Pouvez-vous indiquer les règles de stationnement que vous allez mettre en place quand ce parking sera actif ? Le rayon des 500 mètres autour de la gare sera-t-il règlementé conformément à ce que vous aviez indiqué ? o Si oui :
Quel sera le coût pour les personnes qui stationneront dans ce périmètre ?
Qu’est-il prévu pour les résidents qui habitent dans ce pourtour qui vont subir ce
stationnement règlementé (badges / macarons …) ?
Monsieur le maire s’étonne du manque de communication au sein du groupe d’opposition puisque Monsieur GABARROU a assisté aux commissions de travail sur ce sujet.
Madame SCHUT explique que l’unique intérêt de cette question est d’avoir une réponse écrite au travers le compte-rendu de séance du Conseil municipal.
Monsieur le maire rappelle que, comme il a eu l’occasion de l’annoncer aux précédentes séances, par la construction d’un parking relais payant par EFFIA (filiale de la SCNF), Ile-de-France Mobilité, principal financeur de ce projet, impose que le stationnement autour de la gare soit règlementé dans un périmètre de 500 mètres. S’il devenait payant, le tarif du péage ne peut pas être inférieur au tarif du parc relais ; s’il ne l’était pas, alors il faudrait instaurer des zones de stationnement temporaire (ex : zones bleues). La municipalité se prononce en faveur de cette seconde solution, avec une durée de stationnement limitée à 2 heures près des commerces. C’est ce qui permet à la fois de maintenir des places de stationnement à proximité des commerces et d’assurer un roulement des clients, même s’il y a une tendance des salariés ou des commerçants à utiliser ces places toute la journée.

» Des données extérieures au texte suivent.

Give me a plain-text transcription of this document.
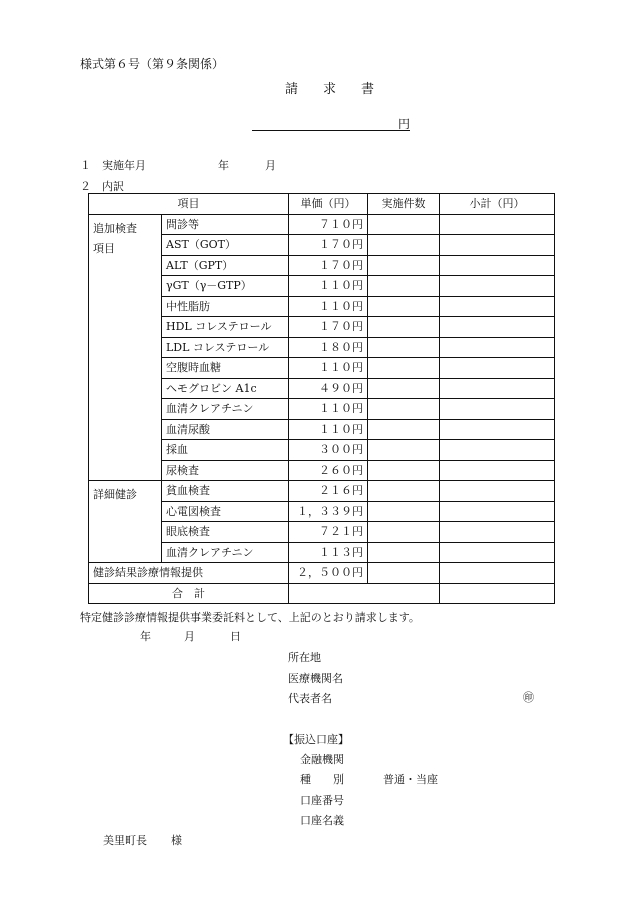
様式第６号（第９条関係）
請 求 書
円
１ 実施年月	年	月
２ 内訳
項目		単価（円）	実施件数	小計（円）

追加検査
項目	問診等	７１０円		
	AST（GOT）	１７０円		
	ALT（GPT）	１７０円		
	γGT（γ－GTP）	１１０円		
	中性脂肪	１１０円		
	HDL コレステロール	１７０円		
	LDL コレステロール	１８０円		
	空腹時血糖	１１０円		
	ヘモグロビン A1c	４９０円		
	血清クレアチニン	１１０円		
	血清尿酸	１１０円		
	採血	３００円		
	尿検査	２６０円		

詳細健診	貧血検査	２１６円		
	心電図検査	１，３３９円		
	眼底検査	７２１円		
	血清クレアチニン	１１３円		
健診結果診療情報提供		２，５００円		
合　計				
特定健診診療情報提供事業委託料として、上記のとおり請求します。
年	月	日
所在地
医療機関名
代表者名	㊞
【振込口座】
金融機関
種　　別	普通・当座
口座番号
口座名義
美里町長 様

Pour le secteur résidentiel, il ne peut y avoir les mêmes contraintes et il y aura la création d’une zone de couleur différente avec un stationnement autorisé plus long. Les résidents auront la possibilité de se garer dans ce périmètre sans limitation de curée avec l’apposition d’un badge délivré par la mairie (le nombre de badge par foyer restant encore à déterminer. La commune aurait très bien pu instaurer un stationnement payant mais au regard de la rentabilité financière et de l’investissement onéreux que ce dispositif nécessite, le stationnement règlementé reste un compromis satisfaisant. De plus, il salue la politique tarifaire d’Ile-de-France Mobilité qui octroi la gratuité du stationnement du parking relais à tout détenteur d’un pass navigo annuel. Pour les abonnements mensuels, le coût journalier du stationnement sera compris entre 1,50 € et 1,80 € journalier. Enfin, pour le stationnement ponctuel, Ile-de-France Mobilité fixera un tarif qui ne saurait excéder 5 € la journée, ce qui reste malgré tout très incitatif à prendre les transports en commun.
L’ordre du jour étant épuisé, la séance est levée à 21h50.
Monsieur le maire annonce les dates prévisionnelles des prochaines séances du Conseil municipal : - Le lundi 23 septembre 2019 à 19h30 ;
- Le lundi 4 novembre 2019 à 19h30 ;32
- Le lundi 16 décembre 2019 à 19h30.